Про уток, кроликов и Кунсткамеру


У окна стоит стол. Над столом нависает подоконник. К подоконнику приклеены фотографии. Я смотрю на них каждый раз, когда задумываюсь и перестаю писать. На одной из фотографий яблоня. Под яблоней огромная – дереву по пояс – Катька. Рядом с Катькой огромный – Катьке по пояс – утк Васька. У Катьки летучие русые волосы и белый сарафан с бабочками на плече. У Васьки перья отливают синим, а в глазу блестит солнце.



В тот год в деревне все заводили уток. Уток обсуждали и в очереди в магазин (газелька приезжала раз в неделю), и на покосе, и на большом пруду. Поговаривали, что нет от них никакой пользы, яйца невкусные, а мяса мало; но все равно покупали.

Появились утки и у нас: большая корзина с пищащими черно-желтыми комочками. Пользы от них действительно не было, сплошные заботы – например, они совсем не умели есть. Каждый день бабушка, склонившись над корзиной, крошила вареные яйца и сыпала на спинки этим будущим птицам. Птицы дрались, кричали и требовали еще.

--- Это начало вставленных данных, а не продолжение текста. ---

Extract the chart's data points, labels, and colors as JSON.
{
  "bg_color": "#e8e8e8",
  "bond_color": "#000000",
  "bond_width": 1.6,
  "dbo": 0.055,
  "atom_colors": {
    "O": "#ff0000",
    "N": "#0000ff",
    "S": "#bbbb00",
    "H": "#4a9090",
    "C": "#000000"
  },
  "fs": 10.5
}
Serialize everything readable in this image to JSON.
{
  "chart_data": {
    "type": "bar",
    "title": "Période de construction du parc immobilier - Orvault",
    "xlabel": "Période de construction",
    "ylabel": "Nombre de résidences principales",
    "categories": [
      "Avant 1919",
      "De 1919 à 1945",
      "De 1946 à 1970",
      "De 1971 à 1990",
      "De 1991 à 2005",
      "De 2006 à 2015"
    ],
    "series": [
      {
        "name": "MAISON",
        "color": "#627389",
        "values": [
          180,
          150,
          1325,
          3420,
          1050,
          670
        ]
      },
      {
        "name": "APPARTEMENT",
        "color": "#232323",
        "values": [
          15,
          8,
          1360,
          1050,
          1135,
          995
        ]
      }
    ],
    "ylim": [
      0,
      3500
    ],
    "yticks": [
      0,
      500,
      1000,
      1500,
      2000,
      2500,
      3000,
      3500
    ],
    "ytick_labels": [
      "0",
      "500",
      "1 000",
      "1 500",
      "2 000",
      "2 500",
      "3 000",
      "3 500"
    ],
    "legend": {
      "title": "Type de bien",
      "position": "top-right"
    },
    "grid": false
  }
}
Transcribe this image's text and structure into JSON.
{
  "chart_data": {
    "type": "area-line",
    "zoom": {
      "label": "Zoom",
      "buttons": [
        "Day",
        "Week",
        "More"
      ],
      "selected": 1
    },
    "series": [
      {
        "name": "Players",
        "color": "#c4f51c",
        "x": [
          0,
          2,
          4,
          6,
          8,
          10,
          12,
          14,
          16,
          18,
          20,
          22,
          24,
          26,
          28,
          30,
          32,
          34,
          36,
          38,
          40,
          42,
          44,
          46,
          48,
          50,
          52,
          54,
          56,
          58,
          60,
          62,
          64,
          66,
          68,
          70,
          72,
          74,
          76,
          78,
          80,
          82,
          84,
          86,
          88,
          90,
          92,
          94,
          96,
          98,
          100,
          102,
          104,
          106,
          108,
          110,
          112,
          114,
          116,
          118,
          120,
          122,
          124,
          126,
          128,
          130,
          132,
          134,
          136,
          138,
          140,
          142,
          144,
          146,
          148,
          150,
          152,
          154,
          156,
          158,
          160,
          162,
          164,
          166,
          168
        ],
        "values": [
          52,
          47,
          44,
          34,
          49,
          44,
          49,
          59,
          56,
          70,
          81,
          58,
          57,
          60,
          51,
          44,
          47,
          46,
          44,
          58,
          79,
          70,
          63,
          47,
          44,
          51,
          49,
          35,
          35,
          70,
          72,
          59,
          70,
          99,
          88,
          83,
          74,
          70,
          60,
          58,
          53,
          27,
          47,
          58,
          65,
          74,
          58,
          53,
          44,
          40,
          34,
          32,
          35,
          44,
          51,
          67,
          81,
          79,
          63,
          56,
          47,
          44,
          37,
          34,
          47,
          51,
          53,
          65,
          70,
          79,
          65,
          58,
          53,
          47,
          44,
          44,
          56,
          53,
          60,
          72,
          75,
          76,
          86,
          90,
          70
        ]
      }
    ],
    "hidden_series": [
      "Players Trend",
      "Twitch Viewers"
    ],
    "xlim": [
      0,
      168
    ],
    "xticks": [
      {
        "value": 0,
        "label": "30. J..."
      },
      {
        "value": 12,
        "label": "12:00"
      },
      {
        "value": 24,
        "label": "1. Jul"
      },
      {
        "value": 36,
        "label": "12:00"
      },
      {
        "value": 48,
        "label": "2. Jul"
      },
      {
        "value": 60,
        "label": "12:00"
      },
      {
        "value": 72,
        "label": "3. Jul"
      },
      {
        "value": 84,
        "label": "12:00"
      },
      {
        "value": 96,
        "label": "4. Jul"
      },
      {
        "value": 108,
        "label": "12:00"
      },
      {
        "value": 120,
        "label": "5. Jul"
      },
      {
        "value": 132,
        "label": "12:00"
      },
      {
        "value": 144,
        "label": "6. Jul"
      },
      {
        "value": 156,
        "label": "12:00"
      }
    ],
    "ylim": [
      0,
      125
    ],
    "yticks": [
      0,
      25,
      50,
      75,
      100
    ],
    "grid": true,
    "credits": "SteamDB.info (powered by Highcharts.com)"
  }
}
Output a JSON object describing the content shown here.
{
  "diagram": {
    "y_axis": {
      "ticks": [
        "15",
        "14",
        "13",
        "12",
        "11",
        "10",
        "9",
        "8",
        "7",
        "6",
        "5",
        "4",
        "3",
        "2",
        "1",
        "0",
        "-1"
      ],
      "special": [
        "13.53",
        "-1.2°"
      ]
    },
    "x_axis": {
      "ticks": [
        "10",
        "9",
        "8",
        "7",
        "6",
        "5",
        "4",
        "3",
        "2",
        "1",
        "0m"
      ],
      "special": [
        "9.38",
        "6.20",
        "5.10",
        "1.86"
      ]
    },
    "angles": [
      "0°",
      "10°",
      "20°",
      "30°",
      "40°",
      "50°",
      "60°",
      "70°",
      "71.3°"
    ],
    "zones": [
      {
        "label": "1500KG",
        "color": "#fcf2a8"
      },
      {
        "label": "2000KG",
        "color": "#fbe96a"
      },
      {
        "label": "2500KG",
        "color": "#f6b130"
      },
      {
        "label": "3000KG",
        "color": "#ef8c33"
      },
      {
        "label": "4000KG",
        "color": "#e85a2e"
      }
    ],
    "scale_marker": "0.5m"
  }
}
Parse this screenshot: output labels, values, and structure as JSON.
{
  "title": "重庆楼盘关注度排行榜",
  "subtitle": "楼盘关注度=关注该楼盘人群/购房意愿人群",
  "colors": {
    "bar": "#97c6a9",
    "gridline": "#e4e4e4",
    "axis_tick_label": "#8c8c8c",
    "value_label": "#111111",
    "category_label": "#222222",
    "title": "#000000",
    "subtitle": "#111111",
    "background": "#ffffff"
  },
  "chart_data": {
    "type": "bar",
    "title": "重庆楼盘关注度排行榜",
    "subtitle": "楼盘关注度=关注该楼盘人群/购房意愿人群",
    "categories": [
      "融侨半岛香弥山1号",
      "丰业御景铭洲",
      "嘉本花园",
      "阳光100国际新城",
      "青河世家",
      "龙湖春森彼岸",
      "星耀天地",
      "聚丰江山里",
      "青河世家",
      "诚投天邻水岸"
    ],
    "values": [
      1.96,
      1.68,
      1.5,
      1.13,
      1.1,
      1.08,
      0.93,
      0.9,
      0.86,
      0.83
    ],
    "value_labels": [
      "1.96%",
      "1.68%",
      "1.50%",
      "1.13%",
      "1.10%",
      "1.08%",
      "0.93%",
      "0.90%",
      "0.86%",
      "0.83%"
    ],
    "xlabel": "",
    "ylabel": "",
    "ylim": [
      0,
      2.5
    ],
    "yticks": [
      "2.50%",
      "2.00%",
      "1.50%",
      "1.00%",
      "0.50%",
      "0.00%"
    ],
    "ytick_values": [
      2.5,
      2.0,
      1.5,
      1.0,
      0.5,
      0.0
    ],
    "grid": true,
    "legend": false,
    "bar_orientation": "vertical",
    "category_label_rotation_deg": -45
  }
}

На удивление быстро они подросли, стали важными, серьезными и выучились ходить гуськом. Мне, кстати, было непонятно, почему утки ходят гуськом, они же не гуси. Но взрослые не особо стремились мне это объяснять: предлагали не задавать глупых вопросов и смотреть внимательно. Так что я честно смотрела на то, как утки ходят гуськом. Впереди переваливался толстенький черный утк, а за ним шесть пятнисто-бежевых девочек. Они разузнали, что в конце участка находится пруд, и каждое утро после завтрака топали к воде. Сумерек они боялись, но вернуться домой вовремя не умели. Дедушка, вооружившись фонариком, каждый вечер искал дрожащих уток, прячущихся по жидким кустам.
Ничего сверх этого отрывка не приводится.